Background: To date, liver biopsy is the only means of reliable diagnosis for fatty liver disease (FLD). Owing to the inevitable biopsy-associated health risks, however, the development of valid noninvasive diagnostic tools for FLD is well warranted.
Aim: We evaluated a particular metabolic profile with regard to its ability to diagnose FLD and compared its performance to that of established phenotypes, conventional biomarkers and disease-associated genotypes.

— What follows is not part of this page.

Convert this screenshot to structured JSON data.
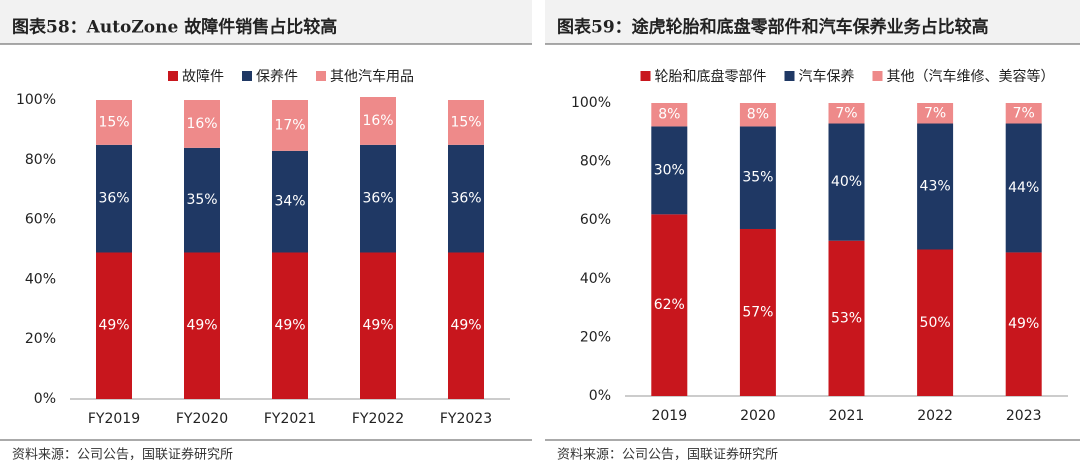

Methods: The study population comprised 115 patients with ultrasound-diagnosed FLD and 115 sex- and age-matched controls for whom the serum concentration was measured of 138 different metabolites, including acylcarnitines, amino acids, biogenic amines, hexose, phosphatidylcholines (PCs), lyso-PCs and sphingomyelins. Established phenotypes, biomarkers, disease-associated genotypes and metabolite data were included in diagnostic models for FLD using logistic regression and partial least-squares discriminant analysis. The discriminative power of the ensuing models was compared with respect to area under curve (AUC), integrated discrimination improvement (IDI) and by way of cross-validation (CV).
Results: Use of metabolic markers for predicting FLD showed the best performance among all considered types of markers, yielding an AUC of 0.8993. Additional information on phenotypes, conventional biomarkers or genotypes did not significantly improve this performance. Phospholipids and branched-chain amino acids were most informative for predicting FLD.
Conclusion: We show that the inclusion of metabolite data may substantially increase the power to diagnose FLD over that of models based solely upon phenotypes and conventional biomarkers.